5.10 Lab: Scraping web data behind web forms

5.10.1 Using RSelenium

The most difficult scenario for web scraping is when data is hidden behind multiple pages that can only be accessed entering information into web forms. There are a few approaches that might work in these cases, with varying degree of difficulty and reliability. Selenium is a suitable method in many cases.

Selenium automates web browsing sessions, and was originally designed for testing purposes. You can simulate clicks, enter information into web forms, add some waiting time between clicks, etc.

To learn how it works, we will scrape the website Monitor Legislativo, which provides information about the candidates in the recent Venezuelan legislative elections.

url <- 'https://www.bundestag.de/abgeordnete/'

As you can see, the information we want to scrape is hidden behind these two selectors. Let’s see how we can use Selenium to scrape it.

The first step is to (install and) load the two packages associated to RSelenium. Then, we will start a headless browser running in the background.

#install.packages("RSelenium")
library(RSelenium)
library(wdman)
library(rvest)
library(stringr)
library(tidyverse)

server <- phantomjs(port=5000L)
browser <- remoteDriver(browserName = "phantomjs", port=5000L)

Note that you may need to change the server port. Now we can open an instance of PhantomJS and navigate to the URL

browser$open() # start browser
browser$navigate(url) # navigate to url

Here’s how we would check that it worked:

src <- browser$getPageSource() # get html code of website
substr(src, 1, 1000) # show first 1000 characters

Using the code below we can see what the website looks like at any time by taking screenshots. This will become very useful as we start playing with the web form.

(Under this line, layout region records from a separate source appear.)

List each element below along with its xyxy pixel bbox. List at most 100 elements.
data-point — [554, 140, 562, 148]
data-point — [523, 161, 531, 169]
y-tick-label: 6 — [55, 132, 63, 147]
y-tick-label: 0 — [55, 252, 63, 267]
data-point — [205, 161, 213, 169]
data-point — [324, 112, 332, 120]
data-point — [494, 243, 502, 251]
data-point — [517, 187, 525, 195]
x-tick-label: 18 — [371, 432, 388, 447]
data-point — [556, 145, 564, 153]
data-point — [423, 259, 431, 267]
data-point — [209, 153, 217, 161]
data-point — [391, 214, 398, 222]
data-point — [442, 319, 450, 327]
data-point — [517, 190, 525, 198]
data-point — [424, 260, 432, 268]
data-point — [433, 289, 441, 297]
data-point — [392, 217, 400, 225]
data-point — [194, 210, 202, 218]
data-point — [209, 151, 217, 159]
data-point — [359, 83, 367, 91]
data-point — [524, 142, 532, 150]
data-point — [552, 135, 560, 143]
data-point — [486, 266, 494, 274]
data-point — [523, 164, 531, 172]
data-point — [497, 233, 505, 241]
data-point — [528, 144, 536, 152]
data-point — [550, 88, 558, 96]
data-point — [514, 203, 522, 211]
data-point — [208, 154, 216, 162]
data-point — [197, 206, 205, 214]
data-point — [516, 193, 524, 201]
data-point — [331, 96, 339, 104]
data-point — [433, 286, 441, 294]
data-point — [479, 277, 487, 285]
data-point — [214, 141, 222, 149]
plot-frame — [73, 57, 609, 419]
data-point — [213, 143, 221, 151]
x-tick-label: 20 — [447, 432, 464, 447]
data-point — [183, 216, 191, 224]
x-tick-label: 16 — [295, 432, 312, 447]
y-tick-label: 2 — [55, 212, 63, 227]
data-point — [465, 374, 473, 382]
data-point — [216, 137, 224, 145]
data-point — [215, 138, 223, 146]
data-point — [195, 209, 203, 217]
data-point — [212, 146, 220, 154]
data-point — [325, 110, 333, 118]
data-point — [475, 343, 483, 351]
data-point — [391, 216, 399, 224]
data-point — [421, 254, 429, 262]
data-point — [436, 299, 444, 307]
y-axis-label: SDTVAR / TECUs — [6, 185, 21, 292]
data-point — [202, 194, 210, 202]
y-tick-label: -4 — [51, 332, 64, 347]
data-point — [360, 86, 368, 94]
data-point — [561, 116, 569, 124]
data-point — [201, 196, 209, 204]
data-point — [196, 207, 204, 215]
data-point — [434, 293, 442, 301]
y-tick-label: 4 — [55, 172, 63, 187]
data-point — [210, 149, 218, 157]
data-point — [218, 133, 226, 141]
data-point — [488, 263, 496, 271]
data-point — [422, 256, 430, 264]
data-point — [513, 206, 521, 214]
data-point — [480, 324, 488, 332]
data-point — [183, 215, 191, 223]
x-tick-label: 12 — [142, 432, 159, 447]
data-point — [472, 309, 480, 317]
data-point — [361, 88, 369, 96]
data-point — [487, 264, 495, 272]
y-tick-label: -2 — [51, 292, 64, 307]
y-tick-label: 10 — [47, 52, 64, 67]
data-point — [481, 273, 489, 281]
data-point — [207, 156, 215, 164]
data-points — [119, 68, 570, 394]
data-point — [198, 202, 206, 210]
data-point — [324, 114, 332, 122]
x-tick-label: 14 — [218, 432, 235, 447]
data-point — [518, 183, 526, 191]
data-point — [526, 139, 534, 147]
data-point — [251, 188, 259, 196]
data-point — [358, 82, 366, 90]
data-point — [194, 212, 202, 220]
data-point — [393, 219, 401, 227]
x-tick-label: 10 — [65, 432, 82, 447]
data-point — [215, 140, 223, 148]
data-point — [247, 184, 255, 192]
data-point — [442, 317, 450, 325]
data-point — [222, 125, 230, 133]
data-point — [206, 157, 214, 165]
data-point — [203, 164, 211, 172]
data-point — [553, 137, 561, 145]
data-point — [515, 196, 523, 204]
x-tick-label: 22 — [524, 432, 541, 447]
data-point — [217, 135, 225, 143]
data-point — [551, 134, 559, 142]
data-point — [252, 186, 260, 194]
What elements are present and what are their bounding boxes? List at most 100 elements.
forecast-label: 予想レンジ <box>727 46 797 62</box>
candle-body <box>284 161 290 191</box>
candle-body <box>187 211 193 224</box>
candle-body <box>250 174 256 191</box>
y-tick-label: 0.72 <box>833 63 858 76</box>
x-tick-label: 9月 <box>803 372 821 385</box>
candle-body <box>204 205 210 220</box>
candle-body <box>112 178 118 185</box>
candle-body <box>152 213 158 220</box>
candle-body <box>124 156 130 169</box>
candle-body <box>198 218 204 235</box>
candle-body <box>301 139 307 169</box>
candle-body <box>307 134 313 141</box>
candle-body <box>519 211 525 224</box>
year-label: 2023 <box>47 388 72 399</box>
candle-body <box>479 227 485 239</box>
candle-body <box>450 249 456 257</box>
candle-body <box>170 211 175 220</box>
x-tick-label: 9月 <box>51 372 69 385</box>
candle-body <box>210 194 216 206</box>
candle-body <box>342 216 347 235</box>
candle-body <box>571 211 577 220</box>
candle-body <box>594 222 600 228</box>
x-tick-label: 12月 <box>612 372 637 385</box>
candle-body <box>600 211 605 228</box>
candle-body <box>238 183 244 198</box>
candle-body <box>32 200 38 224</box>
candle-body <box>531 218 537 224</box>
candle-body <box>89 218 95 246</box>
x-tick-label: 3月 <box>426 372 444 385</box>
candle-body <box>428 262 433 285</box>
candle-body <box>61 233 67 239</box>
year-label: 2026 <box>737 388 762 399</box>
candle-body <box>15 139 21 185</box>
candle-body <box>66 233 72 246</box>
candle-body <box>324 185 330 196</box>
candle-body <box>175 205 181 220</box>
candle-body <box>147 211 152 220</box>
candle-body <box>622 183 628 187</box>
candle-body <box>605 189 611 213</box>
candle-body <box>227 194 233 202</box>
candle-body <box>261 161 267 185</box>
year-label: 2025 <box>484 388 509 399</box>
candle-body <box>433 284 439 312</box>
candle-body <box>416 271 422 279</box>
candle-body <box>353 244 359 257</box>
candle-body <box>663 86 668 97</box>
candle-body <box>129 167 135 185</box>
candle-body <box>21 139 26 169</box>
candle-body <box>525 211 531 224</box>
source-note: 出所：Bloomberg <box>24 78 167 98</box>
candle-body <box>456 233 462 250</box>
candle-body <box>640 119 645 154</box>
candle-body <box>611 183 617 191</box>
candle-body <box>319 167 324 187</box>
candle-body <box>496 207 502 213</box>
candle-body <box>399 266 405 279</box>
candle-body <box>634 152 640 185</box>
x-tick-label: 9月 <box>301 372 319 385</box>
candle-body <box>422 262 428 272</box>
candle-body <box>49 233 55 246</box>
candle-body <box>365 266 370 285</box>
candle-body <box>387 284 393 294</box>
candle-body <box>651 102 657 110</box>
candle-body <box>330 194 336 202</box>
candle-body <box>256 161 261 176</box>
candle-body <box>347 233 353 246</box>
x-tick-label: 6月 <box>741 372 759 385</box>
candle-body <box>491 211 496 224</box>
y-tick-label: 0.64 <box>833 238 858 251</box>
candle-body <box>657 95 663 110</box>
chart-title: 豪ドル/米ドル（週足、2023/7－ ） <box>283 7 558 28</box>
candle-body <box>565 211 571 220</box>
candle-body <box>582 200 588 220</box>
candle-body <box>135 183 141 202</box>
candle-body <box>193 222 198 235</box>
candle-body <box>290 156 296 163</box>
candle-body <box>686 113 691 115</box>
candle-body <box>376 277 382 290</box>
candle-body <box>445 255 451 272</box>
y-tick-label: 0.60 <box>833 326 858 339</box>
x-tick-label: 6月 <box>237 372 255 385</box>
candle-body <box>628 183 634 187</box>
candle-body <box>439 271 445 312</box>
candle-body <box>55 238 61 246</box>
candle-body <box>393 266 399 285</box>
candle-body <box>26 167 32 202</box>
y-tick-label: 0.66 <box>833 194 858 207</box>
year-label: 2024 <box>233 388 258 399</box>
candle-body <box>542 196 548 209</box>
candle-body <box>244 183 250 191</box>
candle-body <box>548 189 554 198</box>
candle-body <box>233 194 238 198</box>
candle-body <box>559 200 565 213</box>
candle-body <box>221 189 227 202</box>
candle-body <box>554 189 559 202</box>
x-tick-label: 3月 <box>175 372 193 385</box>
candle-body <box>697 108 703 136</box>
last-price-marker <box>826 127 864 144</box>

browser$screenshot(display=TRUE) # take/display screenshot

Let’s assume we want to get a list of members of the parliament. As it happens on the website https://www.bundestag.de/abgeordnete/ there is a button to display a list on the right. First we inspect the code of the website to identify how we can access this button. It turns out the class of the respective element is bt-link-list and we can use it to access the button. We do this below and push the button.

First, we identify the selector for this buttonWe use RSelenium to click this button.

# find button
browser <- browser$findElement(using = 'class', "bt-link-list")
browser$clickElement() # click button
browser$screenshot(display=TRUE) # show website after click

That seemed to work! Now we can get the source code of the html website:

# Download source code
content <- browser$getPageSource()[[1]] # get html of page
html <- read_html(content) # reading the html code into memory

# Get list of all entries (Inspect/untersucht > copy > selector)
# li = list elements
list <- html %>% 
    html_nodes('#bt-collapse-525246 > div.bt-slider-list-view.row.row-no-padding > div > ul > li')

Extract different type of information from the list:

  # Extract single information
  name_full <- html_nodes(list, "a") %>% # extract <a> nodes
           html_text() %>%  # convert to text
           str_replace_all("[\r\n]", "") %>%  # clean text
           str_squish() %>% # delete whitespace at start/end of string
           str_remove("CDU/CSU|Die Linke|Bündnis 90/Die Grünen|AfD|FDP|SPD") %>%
           str_squish()
  party <- html_nodes(list, "a") %>% 
           html_text() %>% 
           str_replace_all("[\r\n]", "") %>% 
           str_squish() %>%
           str_extract("CDU/CSU|Die Linke|Bündnis 90/Die Grünen|AfD|FDP|SPD") %>%
           str_squish()
  link_profile <- html_nodes(list, "a") %>% 
                  html_attr("href") %>% 
                  paste('https://www.bundestag.de', ., sep="") # Link found through checking the websites

Write the information into a dataframe:

data <- data_frame(name_full, party, link_profile)